Tariffs were the major focus of the May 12 showcase.
George Alessandria, a Professor of Economics at the University of Rochester and NBER Research Associate, spoke at length about the history of tariffs, when they were used in the United States and the difference in tariffs between President Trump’s first and second terms.
Alessandria said that in 2018, during the first wave of modern tariffs, many companies did not look for new suppliers and trade did not fall off as much as people expected.
“Only when Biden came into office and didn’t lower those tariffs back to where they were reported, people realized, oh no, these are kind of here to stay for a while,” he said.
Overall, his sentiment was that “we’ve been through this before and the economy has survived just fine.”
Former Federal Reserve CEO Jim Bullard also spoke about the economy, noting that coming into this year, the economy was looking very strong.
“But the threat and tariffs were definitely higher than expected. We’ve got this game theory going on between the rest of the world and the U.S. and bilaterally, between all these countries. It’s not clear how that’s going to play out,” Bullard said.
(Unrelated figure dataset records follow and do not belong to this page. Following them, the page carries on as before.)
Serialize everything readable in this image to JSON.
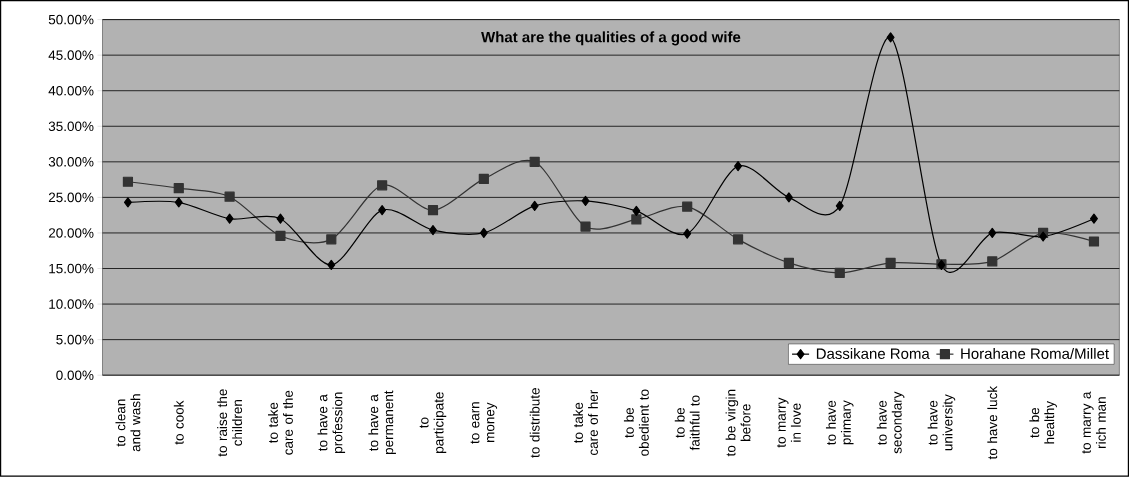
{
  "chart_data": {
    "type": "line",
    "title": "What are the qualities of a good wife",
    "categories": [
      "to clean and wash",
      "to cook",
      "to raise the children",
      "to take care of the",
      "to have a profession",
      "to have a permanent",
      "to participate",
      "to earn money",
      "to distribute",
      "to take care of her",
      "to be obedient to",
      "to be faithful to",
      "to be virgin before",
      "to marry in love",
      "to have primary",
      "to have secondary",
      "to have university",
      "to have luck",
      "to be healthy",
      "to marry a rich man"
    ],
    "series": [
      {
        "name": "Dassikane Roma",
        "color": "#000000",
        "marker": "diamond",
        "values": [
          24.3,
          24.3,
          22.0,
          22.0,
          15.5,
          23.2,
          20.4,
          20.0,
          23.8,
          24.5,
          23.1,
          19.9,
          29.4,
          25.0,
          23.8,
          47.5,
          15.5,
          20.0,
          19.5,
          22.0
        ]
      },
      {
        "name": "Horahane Roma/Millet",
        "color": "#333333",
        "marker": "square",
        "values": [
          27.2,
          26.3,
          25.1,
          19.6,
          19.1,
          26.7,
          23.2,
          27.6,
          30.0,
          20.9,
          21.9,
          23.7,
          19.1,
          15.8,
          14.4,
          15.8,
          15.6,
          16.0,
          20.0,
          18.8
        ]
      }
    ],
    "ylim": [
      0,
      50
    ],
    "yticks": [
      {
        "value": 0,
        "label": "0.00%"
      },
      {
        "value": 5,
        "label": "5.00%"
      },
      {
        "value": 10,
        "label": "10.00%"
      },
      {
        "value": 15,
        "label": "15.00%"
      },
      {
        "value": 20,
        "label": "20.00%"
      },
      {
        "value": 25,
        "label": "25.00%"
      },
      {
        "value": 30,
        "label": "30.00%"
      },
      {
        "value": 35,
        "label": "35.00%"
      },
      {
        "value": 40,
        "label": "40.00%"
      },
      {
        "value": 45,
        "label": "45.00%"
      },
      {
        "value": 50,
        "label": "50.00%"
      }
    ],
    "grid": "y",
    "legend": "bottom right",
    "line_style": "solid"
  }
}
Lee Ohanian, an economics professor at UCLA and senior fellow at Stanford University, spoke about housing in California.
He noted how the rising costs of building in California is what is forcing such a housing crisis. He said that the median home price in California is now $884,000, which is 115% higher than the national average, and only 16% of California households can afford it, according to the California Association of Realtors.
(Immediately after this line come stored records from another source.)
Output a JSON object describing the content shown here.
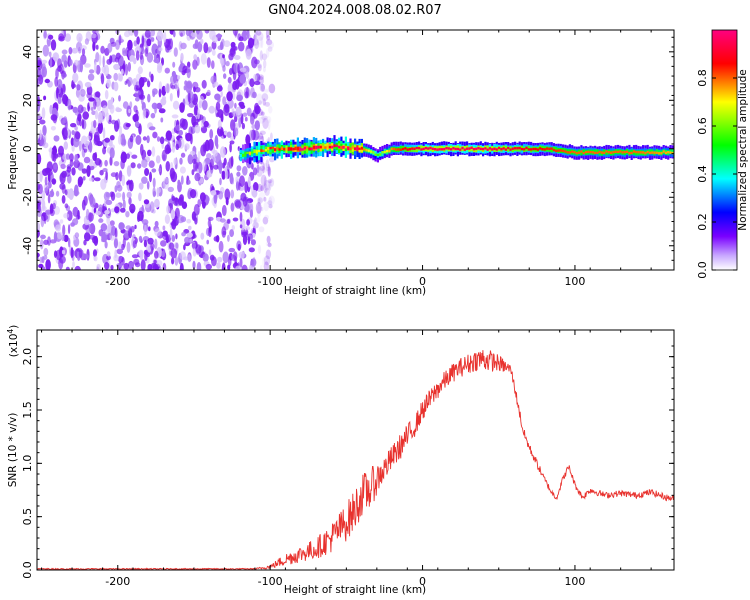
{
  "title": "GN04.2024.008.08.02.R07",
  "chart_data": [
    {
      "type": "heatmap",
      "name": "spectrogram",
      "xlabel": "Height of straight line (km)",
      "ylabel": "Frequency (Hz)",
      "xlim": [
        -253,
        165
      ],
      "ylim": [
        -50,
        49
      ],
      "xticks": [
        -200,
        -100,
        0,
        100
      ],
      "yticks": [
        -40,
        -20,
        0,
        20,
        40
      ],
      "colorbar": {
        "label": "Normalized spectral amplitude",
        "range": [
          0,
          1
        ],
        "ticks": [
          "0.0",
          "0.2",
          "0.4",
          "0.6",
          "0.8"
        ],
        "colormap": [
          "#ffffff",
          "#7a00ff",
          "#0000ff",
          "#00ffff",
          "#00ff00",
          "#ffff00",
          "#ff0000",
          "#ff0080"
        ]
      },
      "noise_region_x": [
        -253,
        -108
      ],
      "signal_band": {
        "x": [
          -120,
          -100,
          -80,
          -60,
          -40,
          -30,
          -20,
          0,
          20,
          40,
          60,
          80,
          100,
          120,
          140,
          165
        ],
        "frequency": [
          -2.5,
          0,
          0,
          1,
          0,
          -2.5,
          0,
          0,
          0,
          0,
          0,
          0,
          -1.5,
          -1.5,
          -1.5,
          -1.5
        ],
        "amplitude": [
          0.35,
          0.7,
          0.75,
          0.7,
          0.8,
          0.6,
          0.8,
          0.95,
          0.95,
          0.95,
          0.9,
          0.85,
          0.8,
          0.8,
          0.8,
          0.75
        ]
      }
    },
    {
      "type": "line",
      "name": "snr",
      "xlabel": "Height of straight line (km)",
      "ylabel": "SNR (10 * v/v)",
      "yscale_label": "(x10",
      "yscale_exp": "4",
      "xlim": [
        -253,
        165
      ],
      "ylim": [
        0,
        2.25
      ],
      "xticks": [
        -200,
        -100,
        0,
        100
      ],
      "yticks": [
        "0.0",
        "0.5",
        "1.0",
        "1.5",
        "2.0"
      ],
      "color": "#e8322e",
      "series": [
        {
          "x": [
            -253,
            -200,
            -150,
            -110,
            -100,
            -90,
            -80,
            -70,
            -60,
            -50,
            -45,
            -40,
            -35,
            -30,
            -25,
            -20,
            -15,
            -10,
            -5,
            0,
            5,
            10,
            15,
            20,
            25,
            30,
            35,
            40,
            45,
            50,
            55,
            58,
            62,
            66,
            70,
            75,
            80,
            85,
            88,
            92,
            96,
            100,
            105,
            110,
            120,
            130,
            140,
            150,
            160,
            165
          ],
          "y": [
            0.01,
            0.01,
            0.01,
            0.01,
            0.03,
            0.1,
            0.15,
            0.2,
            0.3,
            0.45,
            0.55,
            0.7,
            0.75,
            0.85,
            0.95,
            1.05,
            1.15,
            1.25,
            1.35,
            1.5,
            1.6,
            1.7,
            1.78,
            1.85,
            1.9,
            1.93,
            1.97,
            1.98,
            1.96,
            1.94,
            1.9,
            1.88,
            1.6,
            1.3,
            1.15,
            1.0,
            0.85,
            0.72,
            0.68,
            0.85,
            0.97,
            0.8,
            0.68,
            0.75,
            0.7,
            0.72,
            0.7,
            0.73,
            0.68,
            0.67
          ],
          "noise": [
            0.005,
            0.005,
            0.005,
            0.005,
            0.02,
            0.06,
            0.08,
            0.1,
            0.14,
            0.18,
            0.2,
            0.2,
            0.2,
            0.15,
            0.12,
            0.12,
            0.12,
            0.12,
            0.1,
            0.1,
            0.1,
            0.1,
            0.09,
            0.09,
            0.09,
            0.1,
            0.1,
            0.12,
            0.1,
            0.08,
            0.06,
            0.05,
            0.05,
            0.05,
            0.04,
            0.04,
            0.03,
            0.03,
            0.03,
            0.03,
            0.03,
            0.03,
            0.03,
            0.03,
            0.03,
            0.03,
            0.03,
            0.03,
            0.03,
            0.03
          ]
        }
      ]
    }
  ]
}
In Santa Barbara, the median price for a home is $1.4 million.
This is also the most lopsided California housing prices and the national average has ever been.
“Housing costs essentially mirror the cost of building,” Ohanian said.
He argued that too many regulations lead to delays in building and thus drive up the cost. He gave the example of a development called New Holland Ranch in 1994, which aimed to be a new city for 60,000 people.
“It took 27 years to build the first homes because there was a series of regulatory barriers and environmental lawsuits that developers had to deal with,” he said.
“These homes also now sell for as high as $2.8 million.”
Ohanian also talked about homelessness and despite the state investing $37 billion into housing programs since 2019, the number of homeless people in the state has continued to climb.
He argues that there needs to be more transparency in where that money is going, there needs to be a bigger emphasis on helping reunite homeless people with family and other assets that will make them less dependent on the government in the future and to better teach our K-12 students about the issue.
Finally, Rupert, in addition to his talk on tariffs, discussed how Santa Barbara County’s weak employment rate does not seem to be even hitting pre-Covid levels in 2025.
He noted that retail, leisure and hospitality employment is also falling in Santa Barbara, and at a far faster rate than the rest of the country.
“We’ve seen very slow growth, actually, in employment. It’s something we should be worried about,” Rupert said.